In present work, needle gauge 18 was used both sharp and blunt in order to induce more damage to the skin but only pricking the vitiligenous skin rather than marginal pigmented area and gave 10% reduction rate for sharp one and 13.5% for blunt one after four months and these results very comparable whether use sharp or blunted needle. This pigmentation was considered high because only one pricking was done. While Ahmed et al. used needling technique by using gauge 30 needle and pricking the pigmented margin was carried out 3 times per week for at least 6 months in order to move the melanocytes to vitiligenous areas and gave excellent pigmentation in 94% of treated patches  . While in present work pricking was done once to completely vitiligenous areas and if pricking was repeated 3 time per week, it will get much higher rate of repigmentation.

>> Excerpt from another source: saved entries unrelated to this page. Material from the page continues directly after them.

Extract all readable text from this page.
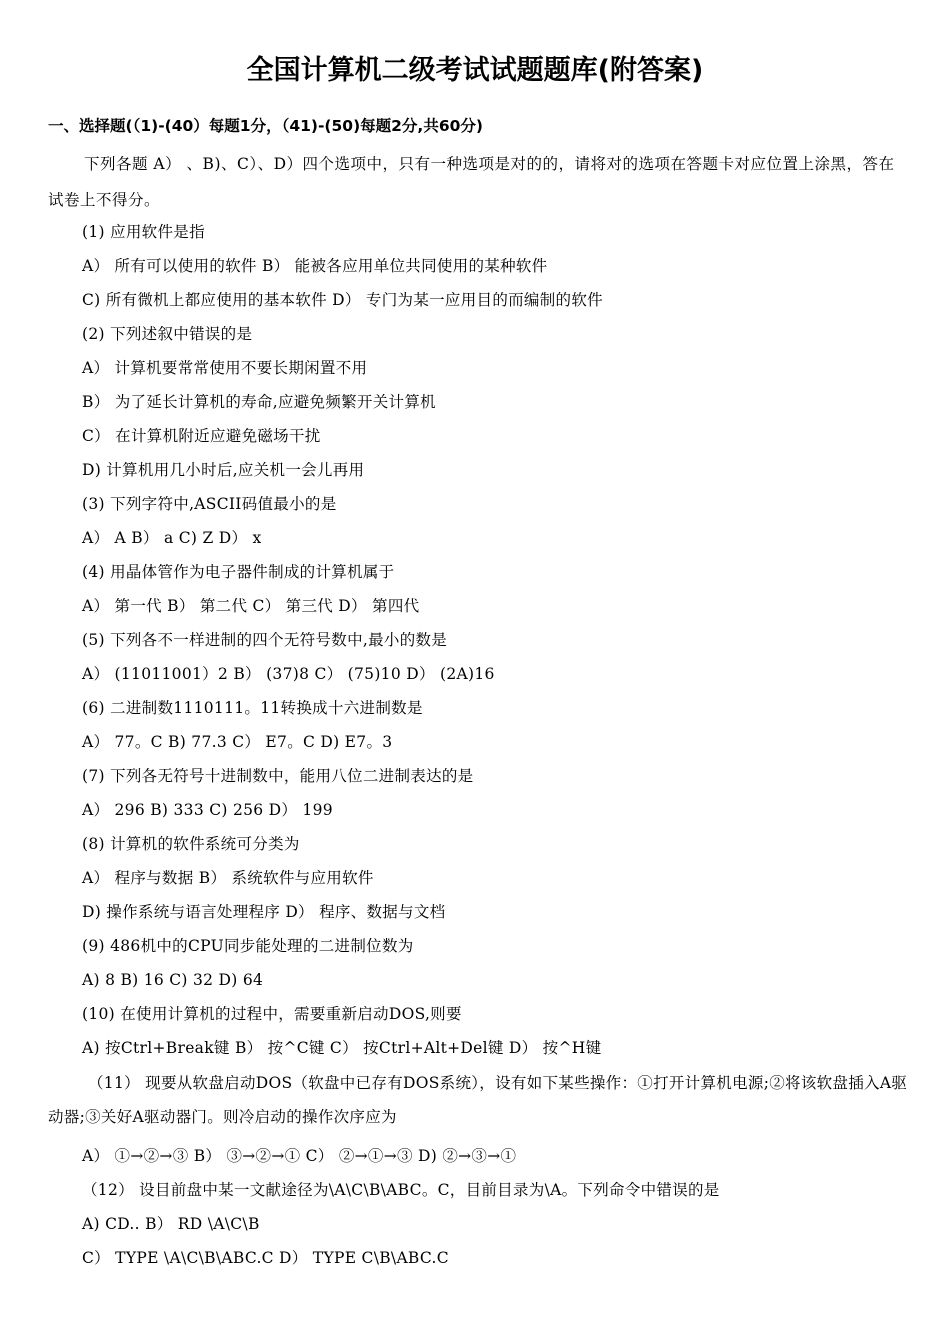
全国计算机二级考试试题题库(附答案)
一、选择题(（1)-(40）每题1分，（41)-(50)每题2分,共60分)
下列各题 A） 、B)、C）、D）四个选项中，只有一种选项是对的的，请将对的选项在答题卡对应位置上涂黑，答在试卷上不得分。
(1) 应用软件是指
A） 所有可以使用的软件 B） 能被各应用单位共同使用的某种软件
C) 所有微机上都应使用的基本软件 D） 专门为某一应用目的而编制的软件
(2) 下列述叙中错误的是
A） 计算机要常常使用不要长期闲置不用
B） 为了延长计算机的寿命,应避免频繁开关计算机
C） 在计算机附近应避免磁场干扰
D) 计算机用几小时后,应关机一会儿再用
(3) 下列字符中,ASCII码值最小的是
A） A B） a C) Z D） x
(4) 用晶体管作为电子器件制成的计算机属于
A） 第一代 B） 第二代 C） 第三代 D） 第四代
(5) 下列各不一样进制的四个无符号数中,最小的数是
A） (11011001）2 B） (37)8 C） (75)10 D） (2A)16
(6) 二进制数1110111。11转换成十六进制数是
A） 77。C B) 77.3 C） E7。C D) E7。3
(7) 下列各无符号十进制数中，能用八位二进制表达的是
A） 296 B) 333 C) 256 D） 199
(8) 计算机的软件系统可分类为
A） 程序与数据 B） 系统软件与应用软件
D) 操作系统与语言处理程序 D） 程序、数据与文档
(9) 486机中的CPU同步能处理的二进制位数为
A) 8 B) 16 C) 32 D) 64
(10) 在使用计算机的过程中，需要重新启动DOS,则要
A) 按Ctrl+Break键 B） 按^C键 C） 按Ctrl+Alt+Del键 D） 按^H键
（11） 现要从软盘启动DOS（软盘中已存有DOS系统），设有如下某些操作：①打开计算机电源;②将该软盘插入A驱动器;③关好A驱动器门。则冷启动的操作次序应为
A） ①→②→③ B） ③→②→① C） ②→①→③ D) ②→③→①
（12） 设目前盘中某一文献途径为\A\C\B\ABC。C，目前目录为\A。下列命令中错误的是
A) CD.. B） RD \A\C\B
C） TYPE \A\C\B\ABC.C D） TYPE C\B\ABC.C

The aim of inducing trauma by pricking is to stimulate both keratinocytes and fibroblast to release inflammatory cytokines and growth factors and these cytokines will stimulate residual melanocytes in vitiligenous area and hair follicles’ to multiply, proliferate and migrate into different directions in vitiligenous area and will this induce new melanogenesis  .
In conclusion, pricking the vitiligo skin using needle gauge 18 gave reduction rate 10%, 13.5% after one prick and this procedure could be repeated once a week until get complete repigmentation and this needling could be combined with other therapies like sunlight exposure tacrolimus use. Also even patients could be advised to do this procedure by himself using a sharp needle and topical xylocain cream.
This study was an independent study and not funded by any drug companies.